The glaring disregard for black and brown lives is reflected in police attitudes and public apathy. I’ve ridden with narcotics officers on search warrants in minority neighborhoods when they’ve gone to the wrong house with bad information.
I’ve watched them casually destroy homes by breaking doors and windows to “surprise” slam people to the ground and then arrest whomever they can on minor, unrelated violations to justify their presence. It’s terrorizing, it’s dangerous, it’s bad policy, and in cases like Taylor, it can be fatal.
At the same time, we’ve all seen white criminals who’ve committed violent acts, or even atrocities, walk away from police standoffs unscathed, peacefully taken into custody.

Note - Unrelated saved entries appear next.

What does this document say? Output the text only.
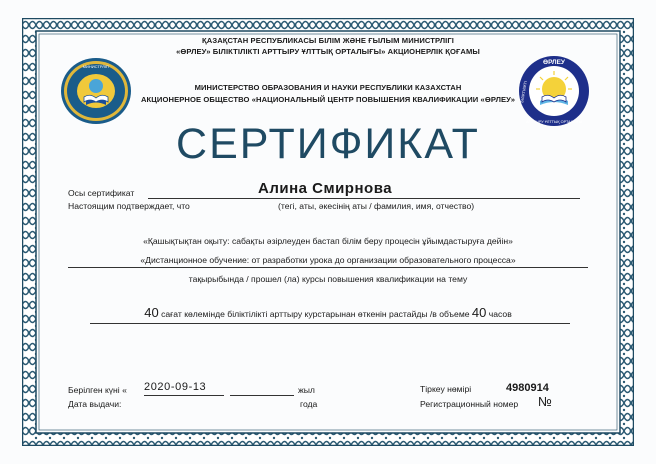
МИНИСТРЛІГІ
ӨРЛЕУ
АРТТЫРУ ҰЛТТЫҚ ОРТАЛЫҒЫ
БІЛІКТІЛІКТІ
ҚАЗАҚСТАН РЕСПУБЛИКАСЫ БІЛІМ ЖӘНЕ ҒЫЛЫМ МИНИСТРЛІГІ
«ӨРЛЕУ» БІЛІКТІЛІКТІ АРТТЫРУ ҰЛТТЫҚ ОРТАЛЫҒЫ» АКЦИОНЕРЛІК ҚОҒАМЫ
МИНИСТЕРСТВО ОБРАЗОВАНИЯ И НАУКИ РЕСПУБЛИКИ КАЗАХСТАН
АКЦИОНЕРНОЕ ОБЩЕСТВО «НАЦИОНАЛЬНЫЙ ЦЕНТР ПОВЫШЕНИЯ КВАЛИФИКАЦИИ «ӨРЛЕУ»
СЕРТИФИКАТ
Осы сертификат	Алина Смирнова
Настоящим подтверждает, что	(тегі, аты, әкесінің аты / фамилия, имя, отчество)
«Қашықтықтан оқыту: сабақты әзірлеуден бастап білім беру процесін ұйымдастыруға дейін»
«Дистанционное обучение: от разработки урока до организации образовательного процесса»
тақырыбында / прошел (ла) курсы повышения квалификации на тему
40 сағат көлемінде біліктілікті арттыру курстарынан өткенін растайды /в объеме 40 часов
Берілген күні « 2020-09-13	жыл
Дата выдачи:	года
Тіркеу нөмірі	4980914
Регистрационный номер №
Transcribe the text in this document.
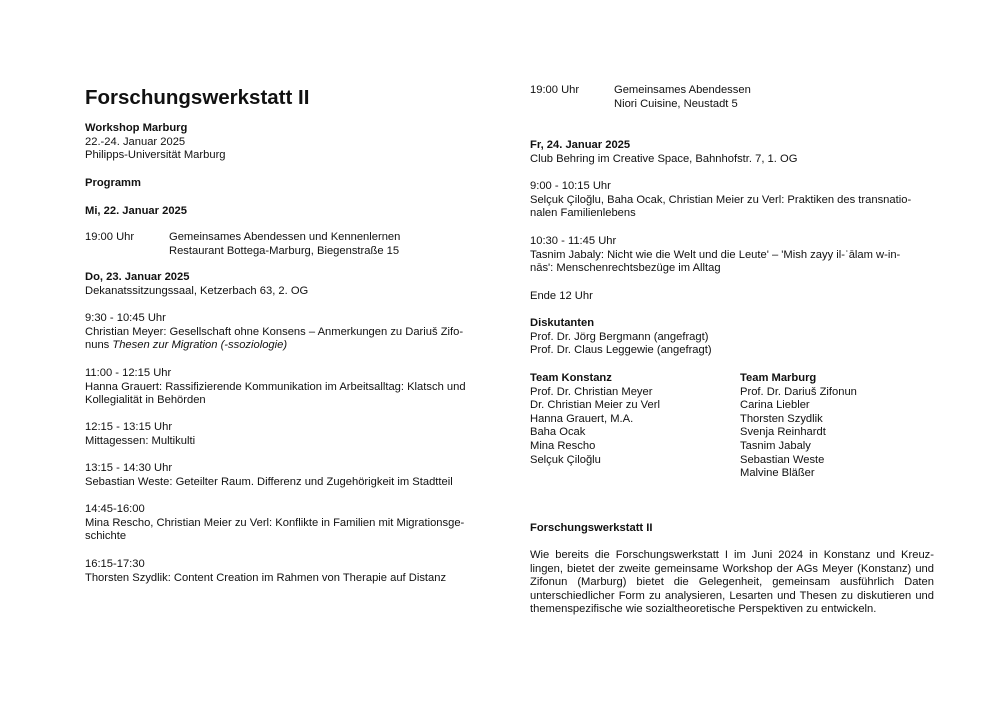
Forschungswerkstatt II
Workshop Marburg
22.-24. Januar 2025
Philipps-Universität Marburg
Programm
Mi, 22. Januar 2025
19:00 Uhr	Gemeinsames Abendessen und Kennenlernen
Restaurant Bottega-Marburg, Biegenstraße 15
Do, 23. Januar 2025
Dekanatssitzungssaal, Ketzerbach 63, 2. OG
9:30 - 10:45 Uhr
Christian Meyer: Gesellschaft ohne Konsens – Anmerkungen zu Dariuš Zifo-
nuns Thesen zur Migration (-ssoziologie)
11:00 - 12:15 Uhr
Hanna Grauert: Rassifizierende Kommunikation im Arbeitsalltag: Klatsch und
Kollegialität in Behörden
12:15 - 13:15 Uhr
Mittagessen: Multikulti
13:15 - 14:30 Uhr
Sebastian Weste: Geteilter Raum. Differenz und Zugehörigkeit im Stadtteil
14:45-16:00
Mina Rescho, Christian Meier zu Verl: Konflikte in Familien mit Migrationsge-
schichte
16:15-17:30
Thorsten Szydlik: Content Creation im Rahmen von Therapie auf Distanz
19:00 Uhr	Gemeinsames Abendessen
Niori Cuisine, Neustadt 5
Fr, 24. Januar 2025
Club Behring im Creative Space, Bahnhofstr. 7, 1. OG
9:00 - 10:15 Uhr
Selçuk Çiloğlu, Baha Ocak, Christian Meier zu Verl: Praktiken des transnatio-
nalen Familienlebens
10:30 - 11:45 Uhr
Tasnim Jabaly: Nicht wie die Welt und die Leute' – 'Mish zayy il-ʿālam w-in-
nās': Menschenrechtsbezüge im Alltag
Ende 12 Uhr
Diskutanten
Prof. Dr. Jörg Bergmann (angefragt)
Prof. Dr. Claus Leggewie (angefragt)
Team Konstanz
Prof. Dr. Christian Meyer
Dr. Christian Meier zu Verl
Hanna Grauert, M.A.
Baha Ocak
Mina Rescho
Selçuk Çiloğlu
Team Marburg
Prof. Dr. Dariuš Zifonun
Carina Liebler
Thorsten Szydlik
Svenja Reinhardt
Tasnim Jabaly
Sebastian Weste
Malvine Bläßer
Forschungswerkstatt II
Wie bereits die Forschungswerkstatt I im Juni 2024 in Konstanz und Kreuz-lingen, bietet der zweite gemeinsame Workshop der AGs Meyer (Konstanz) und Zifonun (Marburg) bietet die Gelegenheit, gemeinsam ausführlich Daten unterschiedlicher Form zu analysieren, Lesarten und Thesen zu diskutieren und themenspezifische wie sozialtheoretische Perspektiven zu entwickeln.
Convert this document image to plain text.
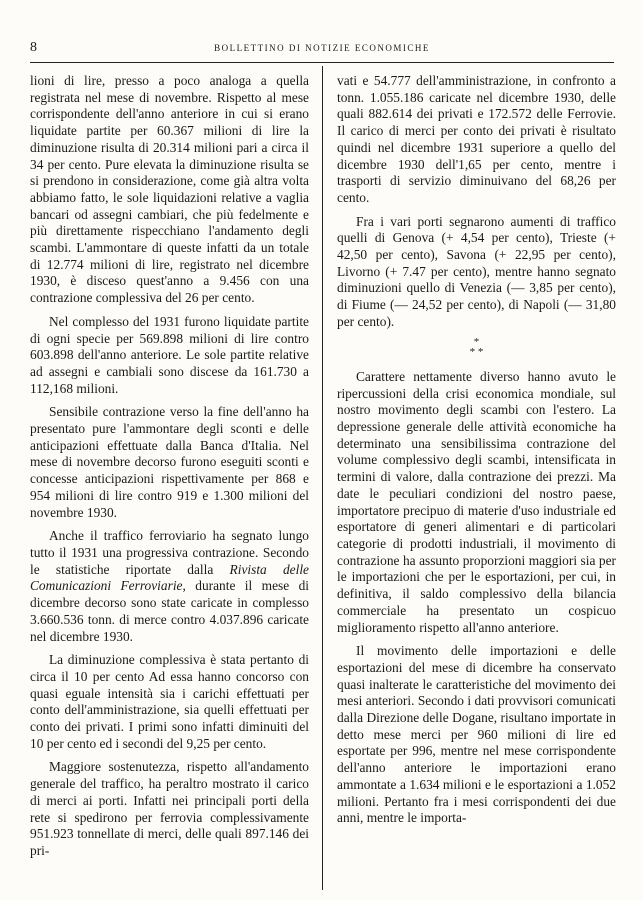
8	BOLLETTINO DI NOTIZIE ECONOMICHE

lioni di lire, presso a poco analoga a quella registrata nel mese di novembre. Rispetto al mese corrispondente dell'anno anteriore in cui si erano liquidate partite per 60.367 milioni di lire la diminuzione risulta di 20.314 milioni pari a circa il 34 per cento. Pure elevata la diminuzione risulta se si prendono in considerazione, come già altra volta abbiamo fatto, le sole liquidazioni relative a vaglia bancari od assegni cambiari, che più fedelmente e più direttamente rispecchiano l'andamento degli scambi. L'ammontare di queste infatti da un totale di 12.774 milioni di lire, registrato nel dicembre 1930, è disceso quest'anno a 9.456 con una contrazione complessiva del 26 per cento.

Nel complesso del 1931 furono liquidate partite di ogni specie per 569.898 milioni di lire contro 603.898 dell'anno anteriore. Le sole partite relative ad assegni e cambiali sono discese da 161.730 a 112,168 milioni.

Sensibile contrazione verso la fine dell'anno ha presentato pure l'ammontare degli sconti e delle anticipazioni effettuate dalla Banca d'Italia. Nel mese di novembre decorso furono eseguiti sconti e concesse anticipazioni rispettivamente per 868 e 954 milioni di lire contro 919 e 1.300 milioni del novembre 1930.

Anche il traffico ferroviario ha segnato lungo tutto il 1931 una progressiva contrazione. Secondo le statistiche riportate dalla Rivista delle Comunicazioni Ferroviarie, durante il mese di dicembre decorso sono state caricate in complesso 3.660.536 tonn. di merce contro 4.037.896 caricate nel dicembre 1930.

La diminuzione complessiva è stata pertanto di circa il 10 per cento Ad essa hanno concorso con quasi eguale intensità sia i carichi effettuati per conto dell'amministrazione, sia quelli effettuati per conto dei privati. I primi sono infatti diminuiti del 10 per cento ed i secondi del 9,25 per cento.

Maggiore sostenutezza, rispetto all'andamento generale del traffico, ha peraltro mostrato il carico di merci ai porti. Infatti nei principali porti della rete si spedirono per ferrovia complessivamente 951.923 tonnellate di merci, delle quali 897.146 dei pri-

vati e 54.777 dell'amministrazione, in confronto a tonn. 1.055.186 caricate nel dicembre 1930, delle quali 882.614 dei privati e 172.572 delle Ferrovie. Il carico di merci per conto dei privati è risultato quindi nel dicembre 1931 superiore a quello del dicembre 1930 dell'1,65 per cento, mentre i trasporti di servizio diminuivano del 68,26 per cento.

Fra i vari porti segnarono aumenti di traffico quelli di Genova (+ 4,54 per cento), Trieste (+ 42,50 per cento), Savona (+ 22,95 per cento), Livorno (+ 7.47 per cento), mentre hanno segnato diminuzioni quello di Venezia (— 3,85 per cento), di Fiume (— 24,52 per cento), di Napoli (— 31,80 per cento).

*
* *

Carattere nettamente diverso hanno avuto le ripercussioni della crisi economica mondiale, sul nostro movimento degli scambi con l'estero. La depressione generale delle attività economiche ha determinato una sensibilissima contrazione del volume complessivo degli scambi, intensificata in termini di valore, dalla contrazione dei prezzi. Ma date le peculiari condizioni del nostro paese, importatore precipuo di materie d'uso industriale ed esportatore di generi alimentari e di particolari categorie di prodotti industriali, il movimento di contrazione ha assunto proporzioni maggiori sia per le importazioni che per le esportazioni, per cui, in definitiva, il saldo complessivo della bilancia commerciale ha presentato un cospicuo miglioramento rispetto all'anno anteriore.

Il movimento delle importazioni e delle esportazioni del mese di dicembre ha conservato quasi inalterate le caratteristiche del movimento dei mesi anteriori. Secondo i dati provvisori comunicati dalla Direzione delle Dogane, risultano importate in detto mese merci per 960 milioni di lire ed esportate per 996, mentre nel mese corrispondente dell'anno anteriore le importazioni erano ammontate a 1.634 milioni e le esportazioni a 1.052 milioni. Pertanto fra i mesi corrispondenti dei due anni, mentre le importa-
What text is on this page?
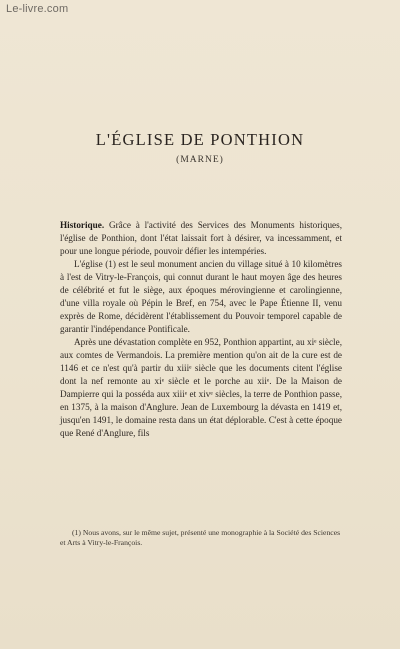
Le-livre.com
L'ÉGLISE DE PONTHION
(MARNE)

Historique. Grâce à l'activité des Services des Monuments historiques, l'église de Ponthion, dont l'état laissait fort à désirer, va incessamment, et pour une longue période, pouvoir défier les intempéries.

L'église (1) est le seul monument ancien du village situé à 10 kilomètres à l'est de Vitry-le-François, qui connut durant le haut moyen âge des heures de célébrité et fut le siège, aux époques mérovingienne et carolingienne, d'une villa royale où Pépin le Bref, en 754, avec le Pape Étienne II, venu exprès de Rome, décidèrent l'établissement du Pouvoir temporel capable de garantir l'indépendance Pontificale.

Après une dévastation complète en 952, Ponthion appartint, au xiᵉ siècle, aux comtes de Vermandois. La première mention qu'on ait de la cure est de 1146 et ce n'est qu'à partir du xiiiᵉ siècle que les documents citent l'église dont la nef remonte au xiᵉ siècle et le porche au xiiᵉ. De la Maison de Dampierre qui la posséda aux xiiiᵉ et xivᵉ siècles, la terre de Ponthion passe, en 1375, à la maison d'Anglure. Jean de Luxembourg la dévasta en 1419 et, jusqu'en 1491, le domaine resta dans un état déplorable. C'est à cette époque que René d'Anglure, fils

(1) Nous avons, sur le même sujet, présenté une monographie à la Société des Sciences et Arts à Vitry-le-François.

We’ve watched white militants taunt law enforcement armed with rifles and automatic weapons without consequence, intimidate lawmakers in the streets with guns—in Michigan, Wisconsin, Arizona—all knowing that they are safe in their skin color.
Meanwhile, police riddle a black first responder with bullets in her own home, then charge her boyfriend with attempted murder of an officer because he defended his home. Two white men gun down a black jogger in broad daylight and nothing happens.
“When you juxtapose that, and you have a black person kill a white person, that is the quickest way to death row in America,” says Crump, who authored, Open Season: Legalized Genocide of Colored People.
Change the equation
Gunning down Arbery and Taylor required a sense of empowerment and impunity, enabled by a conviction that not only would there be no repercussions, but it’s likely there would be no interest.
Lenient open carry laws, “citizens arrest” and “stand your ground” laws are corrupted and abused. A legacy power structure in the South and a tolerance of police brutality nationwide results in a lack of accountability.
Change must come, not just through outrage but by powerful, countervailing forces. Every state needs strong and enforced hate crime laws, prosecution of police officers who abuse their power, and top-down political resolve that this will not be tolerated.
The Department of Justice must aggressively investigate and prosecute what are de facto civil rights violations. Killers must not be allowed to slip through the cracks because of color or uniform, and we cannot apply the law selectively in America. That will equal justice.